The son of a Lilburn, Ga. educator, whose racist rant at a graduation ceremony went viral over the weekend, came to her defense — in her own fashion.
“If anyone has something to say about my mom and how she ran her graduation — come say it to my face,” Travis Gordeuk took to Facebook Saturday.
His language mirrored the racial vilification spouted by his mother, Nancy Gordeuk, on Friday, whose words inspired a massive walk-out caught on camera.
The ceremony featured 48 students graduating from her private TNT Academy located northeast of Atlanta, according to the Atlanta Journal-Constitution.
“Yall n—-s aren’t talkin about s–t so if u got somthing (sic) to say come see me face to face,” Gordeuk added.
The feisty son even invited those offended to stop by his Carterville address — sharing his location publically on the social media post.
The independent school’s founder lost her cool when she flubbed the ceremony’s program and forgot to introduce the valedictorian. Friends and relatives of graduates began to leave the church thinking the show was over.
“It was my fault that we missed it in the program,” Gordeuk pleaded with the crowd before becoming flippant. “Look who’s leaving — all the black people.”
The crowd gasped at the comment.
She then turned her attention to one man who recorded the whole thing and called him a “goober” and a “coward.”
The worst of Friday’s affair targeted black members of the audience.
In a later post, her son, Travis, said she was reacting to “someone standing up during the ceremony and walking around with a tablet.”
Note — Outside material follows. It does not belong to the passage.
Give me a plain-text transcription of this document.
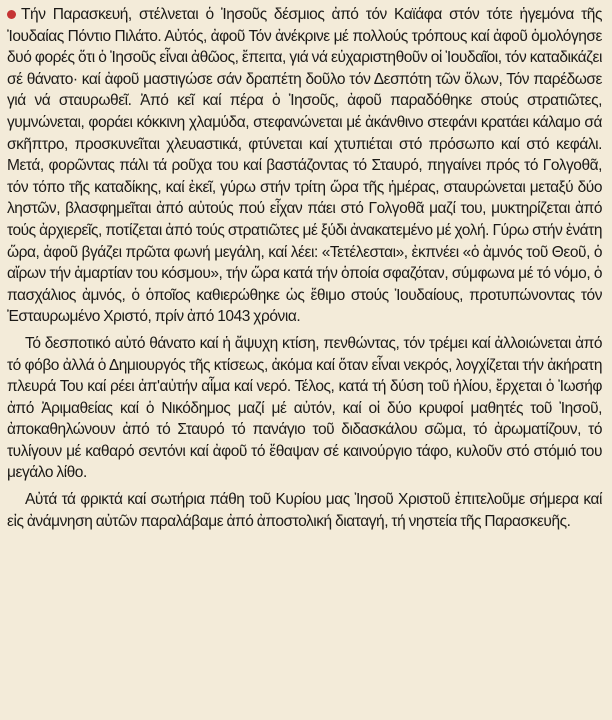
Τήν Παρασκευή, στέλνεται ὁ Ἰησοῦς δέσμιος ἀπό τόν Καϊάφα στόν τότε ἡγεμόνα τῆς Ἰουδαίας Πόντιο Πιλάτο. Αὐτός, ἀφοῦ Τόν ἀνέκρινε μέ πολλούς τρόπους καί ἀφοῦ ὁμολόγησε δυό φορές ὅτι ὁ Ἰησοῦς εἶναι ἀθῶος, ἔπειτα, γιά νά εὐχαριστηθοῦν οἱ Ἰουδαῖοι, τόν καταδικάζει σέ θάνατο· καί ἀφοῦ μαστιγώσε σάν δραπέτη δοῦλο τόν Δεσπότη τῶν ὅλων, Τόν παρέδωσε γιά νά σταυρωθεῖ. Ἀπό κεῖ καί πέρα ὁ Ἰησοῦς, ἀφοῦ παραδόθηκε στούς στρατιῶτες, γυμνώνεται, φοράει κόκκινη χλαμύδα, στεφανώνεται μέ ἀκάνθινο στεφάνι κρατάει κάλαμο σά σκῆπτρο, προσκυνεῖται χλευαστικά, φτύνεται καί χτυπιέται στό πρόσωπο καί στό κεφάλι. Μετά, φορῶντας πάλι τά ροῦχα του καί βαστάζοντας τό Σταυρό, πηγαίνει πρός τό Γολγοθᾶ, τόν τόπο τῆς καταδίκης, καί ἐκεῖ, γύρω στήν τρίτη ὥρα τῆς ἡμέρας, σταυρώνεται μεταξύ δύο ληστῶν, βλασφημεῖται ἀπό αὐτούς πού εἶχαν πάει στό Γολγοθᾶ μαζί του, μυκτηρίζεται ἀπό τούς ἀρχιερεῖς, ποτίζεται ἀπό τούς στρατιῶτες μέ ξύδι ἀνακατεμένο μέ χολή. Γύρω στήν ἐνάτη ὥρα, ἀφοῦ βγάζει πρῶτα φωνή μεγάλη, καί λέει: «Τετέλεσται», ἐκπνέει «ὁ ἀμνός τοῦ Θεοῦ, ὁ αἴρων τήν ἁμαρτίαν του κόσμου», τήν ὥρα κατά τήν ὁποία σφαζόταν, σύμφωνα μέ τό νόμο, ὁ πασχάλιος ἀμνός, ὁ ὁποῖος καθιερώθηκε ὡς ἔθιμο στούς Ἰουδαίους, προτυπώνοντας τόν Ἐσταυρωμένο Χριστό, πρίν ἀπό 1043 χρόνια.

Τό δεσποτικό αὐτό θάνατο καί ἡ ἄψυχη κτίση, πενθώντας, τόν τρέμει καί ἀλλοιώνεται ἀπό τό φόβο ἀλλά ὁ Δημιουργός τῆς κτίσεως, ἀκόμα καί ὅταν εἶναι νεκρός, λογχίζεται τήν ἀκήρατη πλευρά Του καί ρέει ἀπ'αὐτήν αἷμα καί νερό. Τέλος, κατά τή δύση τοῦ ἡλίου, ἔρχεται ὁ Ἰωσήφ ἀπό Ἀριμαθείας καί ὁ Νικόδημος μαζί μέ αὐτόν, καί οἱ δύο κρυφοί μαθητές τοῦ Ἰησοῦ, ἀποκαθηλώνουν ἀπό τό Σταυρό τό πανάγιο τοῦ διδασκάλου σῶμα, τό ἀρωματίζουν, τό τυλίγουν μέ καθαρό σεντόνι καί ἀφοῦ τό ἔθαψαν σέ καινούργιο τάφο, κυλοῦν στό στόμιό του μεγάλο λίθο.

Αὐτά τά φρικτά καί σωτήρια πάθη τοῦ Κυρίου μας Ἰησοῦ Χριστοῦ ἐπιτελοῦμε σήμερα καί εἰς ἀνάμνηση αὐτῶν παραλάβαμε ἀπό ἀποστολική διαταγή, τή νηστεία τῆς Παρασκευῆς.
“My moma not racist one bit she’s done nothing but help kids so yall need to get stories straight,” he added.
The school’s director, Gordeuk, has since apologized to parents in an email shared with local media. In it, she blamed not herself, but Satan.
“The devil was in the house and came out from my mouth. I deeply apologize for my racist comment and hope that forgiveness is in your hearts,” Gordeuk wrote.
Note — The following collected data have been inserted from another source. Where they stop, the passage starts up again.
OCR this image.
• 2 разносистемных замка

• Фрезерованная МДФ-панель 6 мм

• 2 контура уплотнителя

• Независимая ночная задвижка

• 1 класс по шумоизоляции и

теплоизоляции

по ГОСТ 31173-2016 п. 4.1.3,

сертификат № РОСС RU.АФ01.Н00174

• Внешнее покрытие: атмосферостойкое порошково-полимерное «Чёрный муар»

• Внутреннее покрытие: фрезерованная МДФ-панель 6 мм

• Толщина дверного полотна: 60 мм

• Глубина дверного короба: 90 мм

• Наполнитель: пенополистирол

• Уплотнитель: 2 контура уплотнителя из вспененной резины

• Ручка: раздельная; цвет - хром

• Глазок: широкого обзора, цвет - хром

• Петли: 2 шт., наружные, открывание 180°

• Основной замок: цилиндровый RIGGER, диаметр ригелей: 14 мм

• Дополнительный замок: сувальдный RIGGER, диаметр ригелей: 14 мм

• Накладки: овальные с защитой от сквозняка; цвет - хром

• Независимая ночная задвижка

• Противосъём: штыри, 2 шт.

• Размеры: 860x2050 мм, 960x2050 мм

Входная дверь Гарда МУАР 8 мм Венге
Her school for middle and high school students was the subject of critical reports in 2013 for being too easy compared to what kids face in Gwinnett Public Schools.
“It was pretty obvious that the rigor was not the same as what we require,” Georgia Department of Education officials told WSB-TV.
Though TNT Academy is accredited through the Georgia Accrediting Commission, its license as a nontraditional education center is up for review in 2016. It offers makeup credit for students failing courses at public schools.